The organising principle behind the collection is what curators call "object-led". Pieces are not displayed as illustrating a narrative, be it one called "Scotland's Story" or be it one called "Wha's Like Us?" There are no great boards with pictures and lumps of text on them. There are just the objects themselves, with short, colour-coded captions, arranged in historically coherent subject areas which fill linked spaces or sets of rooms: Beginnings, Early People, the Kingdom of the Scots, Scotland Transformed. (An exception: "For it is not glory, it is not riches, neither is it honour, but it is liberty alone that we fight and contend for," from the 1320 Declaration of Arbroath, painted in Celtic script upon a wall.) The various popular-mythological accounts of Scottish history - the Culloden-to-Clearances calamitilogue of John Prebble, the romanticism of Braveheart and Rob Roy - are given as much credence as there is judged to be evidence of their truth. Bonnie Prince Charlie becomes but a character painted on bits of china. Rabbie Burns is the central icon in a display of Tartan kitsch.

The curatorial policy also rejects the sort of multi-sensory, techno- heavy pseudo-reconstructions which have been such a feature of museum refurbishments over the last decade. There's no "Reformation Experience" - smell for yourself the midden stink of the medieval Royal Mile! The collection is scholarly to the point of austerity. And it's also very beautiful in its plain, rough way. (Just like the country itself then, did I hear you say?)
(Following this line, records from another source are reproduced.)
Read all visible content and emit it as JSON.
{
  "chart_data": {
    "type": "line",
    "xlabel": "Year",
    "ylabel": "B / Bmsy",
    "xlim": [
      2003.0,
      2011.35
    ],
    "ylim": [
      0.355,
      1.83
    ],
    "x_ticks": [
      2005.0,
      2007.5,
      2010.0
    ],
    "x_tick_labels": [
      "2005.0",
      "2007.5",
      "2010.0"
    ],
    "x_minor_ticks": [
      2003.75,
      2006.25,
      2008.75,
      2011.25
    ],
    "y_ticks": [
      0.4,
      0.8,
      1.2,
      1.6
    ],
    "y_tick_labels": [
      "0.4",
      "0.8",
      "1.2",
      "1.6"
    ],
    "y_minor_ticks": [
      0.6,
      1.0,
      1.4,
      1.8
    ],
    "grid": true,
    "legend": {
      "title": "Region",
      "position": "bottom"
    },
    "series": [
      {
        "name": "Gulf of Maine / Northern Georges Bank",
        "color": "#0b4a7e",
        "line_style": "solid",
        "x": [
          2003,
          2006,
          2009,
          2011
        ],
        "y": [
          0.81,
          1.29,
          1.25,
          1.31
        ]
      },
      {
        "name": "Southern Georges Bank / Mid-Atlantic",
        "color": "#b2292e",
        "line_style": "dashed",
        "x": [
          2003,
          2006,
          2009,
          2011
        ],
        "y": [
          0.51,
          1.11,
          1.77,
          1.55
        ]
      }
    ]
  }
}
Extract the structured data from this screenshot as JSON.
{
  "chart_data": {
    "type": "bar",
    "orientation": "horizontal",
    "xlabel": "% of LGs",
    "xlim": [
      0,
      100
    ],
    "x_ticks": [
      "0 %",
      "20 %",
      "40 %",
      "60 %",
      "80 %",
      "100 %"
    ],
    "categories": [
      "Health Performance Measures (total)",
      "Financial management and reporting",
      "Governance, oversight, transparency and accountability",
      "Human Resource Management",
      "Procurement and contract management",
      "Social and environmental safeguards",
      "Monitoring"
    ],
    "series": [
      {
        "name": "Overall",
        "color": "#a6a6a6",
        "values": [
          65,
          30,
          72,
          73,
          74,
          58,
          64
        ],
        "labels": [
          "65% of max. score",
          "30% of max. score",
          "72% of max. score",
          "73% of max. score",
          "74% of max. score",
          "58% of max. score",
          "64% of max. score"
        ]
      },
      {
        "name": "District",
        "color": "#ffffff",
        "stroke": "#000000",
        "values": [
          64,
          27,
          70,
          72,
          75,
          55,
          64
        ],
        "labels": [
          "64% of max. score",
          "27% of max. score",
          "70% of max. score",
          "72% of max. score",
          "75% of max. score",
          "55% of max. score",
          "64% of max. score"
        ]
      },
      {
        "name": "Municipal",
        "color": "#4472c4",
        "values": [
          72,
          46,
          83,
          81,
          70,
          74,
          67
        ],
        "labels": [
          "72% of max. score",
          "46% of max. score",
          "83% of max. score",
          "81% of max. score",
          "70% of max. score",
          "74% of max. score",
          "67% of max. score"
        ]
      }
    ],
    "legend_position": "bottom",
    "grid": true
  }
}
Funnily enough this very rugged beauty is also in a way a fault. The big problem with an "object-led" curatorial policy is that it can only display things which physically exist. It doesn't deal so well with holes which gape when you're looking at the culture of a country which, for many people over much of its history, has been extremely poor. There is an air of very late-Nineties truth-to-materials chic around the Museum, with its blond wood and its exposed concrete, its stacked slate dykes by Andy Goldsworthy and solid-bronze human forms by Eduardo Paolozzi. But a great deal of Scotland's history has been much less aesthetically pleasing. It's a pity a way of representing this necessary truth hasn't altogether yet been found.

Edinburgh Museum of Scotland (0131 247 4422), from Tuesday. Admission pounds 3/pounds 1.50 concs.